Lucy put her hand to her throat. “What? No, of course not.”
Mrs. Westenra said nothing, but stared at her daughter’s neck. Rather roughly, she took Lucy to the mirror on the wall and turned her toward it, holding the lamp so close to Lucy’s neck that she jerked her face aside to avoid the heat of it. Lucy looked at her own reflection, and then shied away from it.
“You certainly look as if you have been attacked,” Mrs. Westenra said.
“Miss, if someone has hurt you, it will do you no good to protect him.” The officer now assumed the authority he had earlier lacked. “This is a peaceful place, and we do not take kindly to the sort of violence committed in London. If a lady is harmed in these parts, we find the culprit right away. We do not let him haunt our streets to commit more mayhem. You can be sure of that.”

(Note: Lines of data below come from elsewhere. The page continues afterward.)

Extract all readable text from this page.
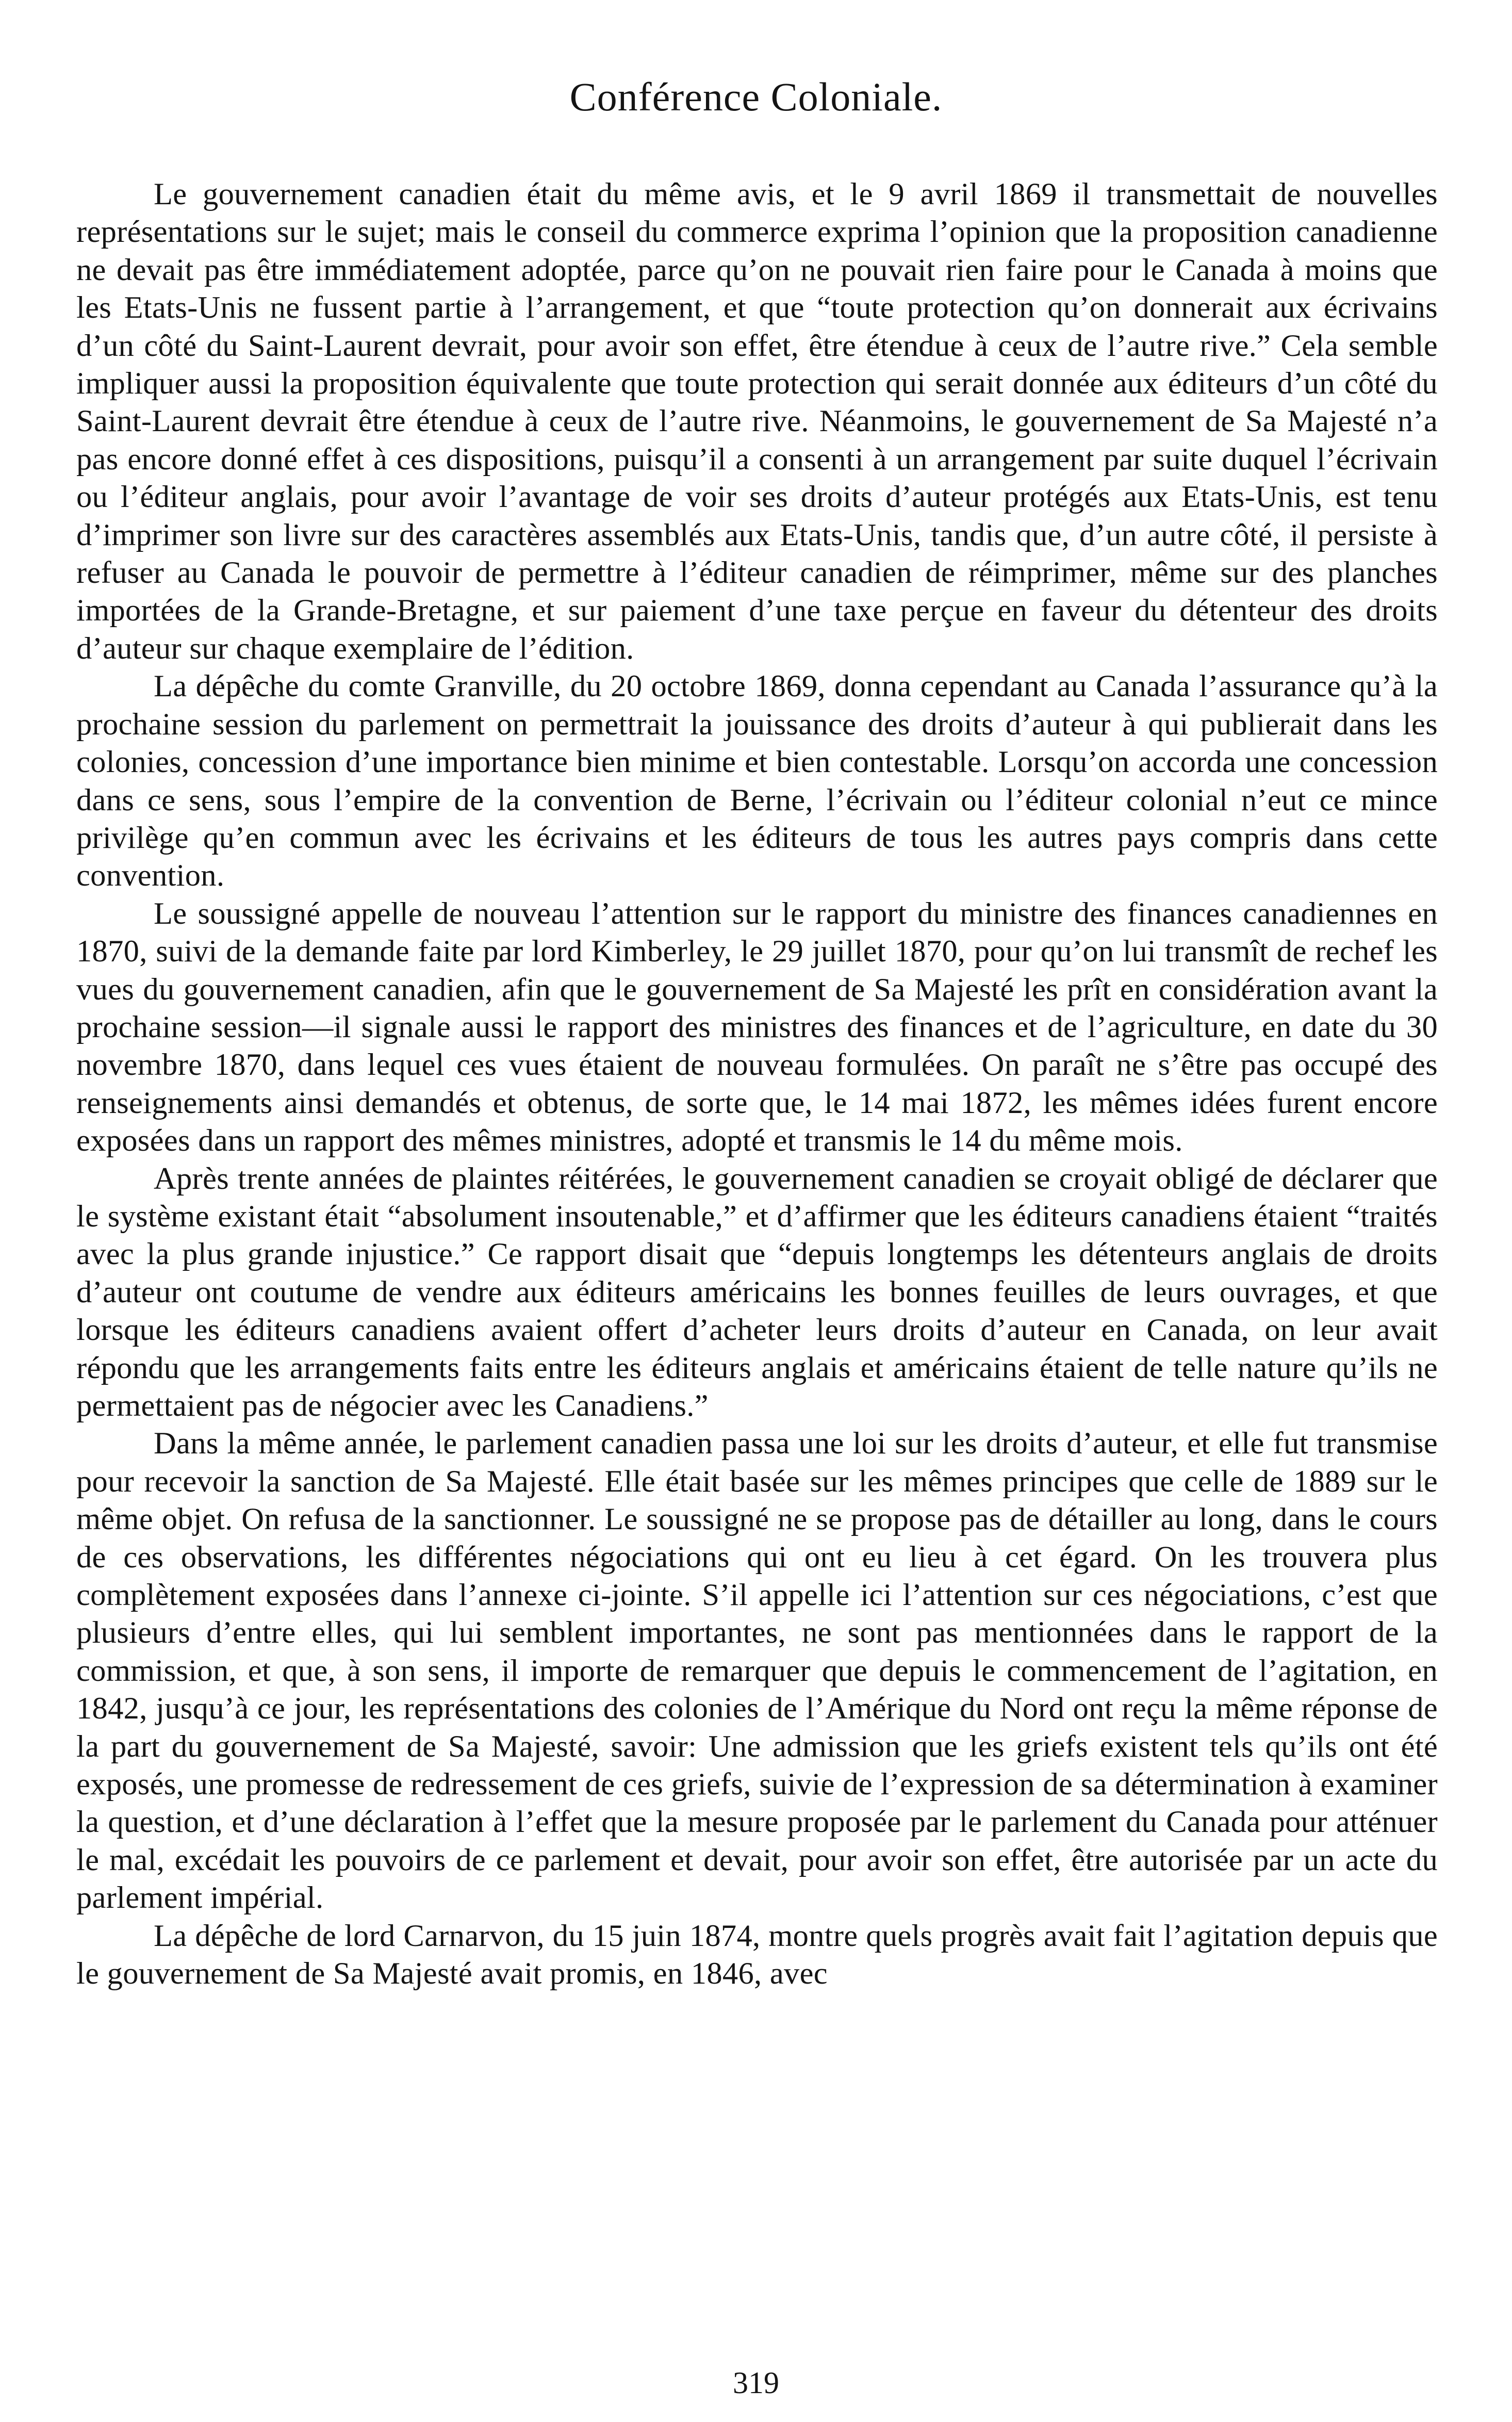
Conférence Coloniale.

Le gouvernement canadien était du même avis, et le 9 avril 1869 il transmettait de nouvelles représentations sur le sujet; mais le conseil du commerce exprima l’opinion que la proposition canadienne ne devait pas être immédiatement adoptée, parce qu’on ne pouvait rien faire pour le Canada à moins que les Etats-Unis ne fussent partie à l’arrangement, et que “toute protection qu’on donnerait aux écrivains d’un côté du Saint-Laurent devrait, pour avoir son effet, être étendue à ceux de l’autre rive.” Cela semble impliquer aussi la proposition équivalente que toute protection qui serait donnée aux éditeurs d’un côté du Saint-Laurent devrait être étendue à ceux de l’autre rive. Néanmoins, le gouvernement de Sa Majesté n’a pas encore donné effet à ces dispositions, puisqu’il a consenti à un arrangement par suite duquel l’écrivain ou l’éditeur anglais, pour avoir l’avantage de voir ses droits d’auteur protégés aux Etats-Unis, est tenu d’imprimer son livre sur des caractères assemblés aux Etats-Unis, tandis que, d’un autre côté, il persiste à refuser au Canada le pouvoir de permettre à l’éditeur canadien de réimprimer, même sur des planches importées de la Grande-Bretagne, et sur paiement d’une taxe perçue en faveur du détenteur des droits d’auteur sur chaque exemplaire de l’édition.

La dépêche du comte Granville, du 20 octobre 1869, donna cependant au Canada l’assurance qu’à la prochaine session du parlement on permettrait la jouissance des droits d’auteur à qui publierait dans les colonies, concession d’une importance bien minime et bien contestable. Lorsqu’on accorda une concession dans ce sens, sous l’empire de la convention de Berne, l’écrivain ou l’éditeur colonial n’eut ce mince privilège qu’en commun avec les écrivains et les éditeurs de tous les autres pays compris dans cette convention.

Le soussigné appelle de nouveau l’attention sur le rapport du ministre des finances canadiennes en 1870, suivi de la demande faite par lord Kimberley, le 29 juillet 1870, pour qu’on lui transmît de rechef les vues du gouvernement canadien, afin que le gouvernement de Sa Majesté les prît en considération avant la prochaine session—il signale aussi le rapport des ministres des finances et de l’agriculture, en date du 30 novembre 1870, dans lequel ces vues étaient de nouveau formulées. On paraît ne s’être pas occupé des renseignements ainsi demandés et obtenus, de sorte que, le 14 mai 1872, les mêmes idées furent encore exposées dans un rapport des mêmes ministres, adopté et transmis le 14 du même mois.

Après trente années de plaintes réitérées, le gouvernement canadien se croyait obligé de déclarer que le système existant était “absolument insoutenable,” et d’affirmer que les éditeurs canadiens étaient “traités avec la plus grande injustice.” Ce rapport disait que “depuis longtemps les détenteurs anglais de droits d’auteur ont coutume de vendre aux éditeurs américains les bonnes feuilles de leurs ouvrages, et que lorsque les éditeurs canadiens avaient offert d’acheter leurs droits d’auteur en Canada, on leur avait répondu que les arrangements faits entre les éditeurs anglais et américains étaient de telle nature qu’ils ne permettaient pas de négocier avec les Canadiens.”

Dans la même année, le parlement canadien passa une loi sur les droits d’auteur, et elle fut transmise pour recevoir la sanction de Sa Majesté. Elle était basée sur les mêmes principes que celle de 1889 sur le même objet. On refusa de la sanctionner. Le soussigné ne se propose pas de détailler au long, dans le cours de ces observations, les différentes négociations qui ont eu lieu à cet égard. On les trouvera plus complètement exposées dans l’annexe ci-jointe. S’il appelle ici l’attention sur ces négociations, c’est que plusieurs d’entre elles, qui lui semblent importantes, ne sont pas mentionnées dans le rapport de la commission, et que, à son sens, il importe de remarquer que depuis le commencement de l’agitation, en 1842, jusqu’à ce jour, les représentations des colonies de l’Amérique du Nord ont reçu la même réponse de la part du gouvernement de Sa Majesté, savoir: Une admission que les griefs existent tels qu’ils ont été exposés, une promesse de redressement de ces griefs, suivie de l’expression de sa détermination à examiner la question, et d’une déclaration à l’effet que la mesure proposée par le parlement du Canada pour atténuer le mal, excédait les pouvoirs de ce parlement et devait, pour avoir son effet, être autorisée par un acte du parlement impérial.

La dépêche de lord Carnarvon, du 15 juin 1874, montre quels progrès avait fait l’agitation depuis que le gouvernement de Sa Majesté avait promis, en 1846, avec

319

“Lucy?” Mrs. Westenra seemed to be challenging her daughter. I was grateful that Lucy had made me promise to keep quiet. I was fearful for her, but at the same time I was curious to see how she would get out of this predicament.
She did not disappoint. Rather than turn red with shame, as she should have done, Lucy stood as defiant as a war goddess, her bruised neck held high. She asked her mother to sit down. “I wanted to spare you the details of the horror that befell me,” she said, putting a hand on her mother’s shoulder. “I was afraid that the shock would bring on an attack, and then, what would I do? I did not want to be responsible for causing that, Mother.”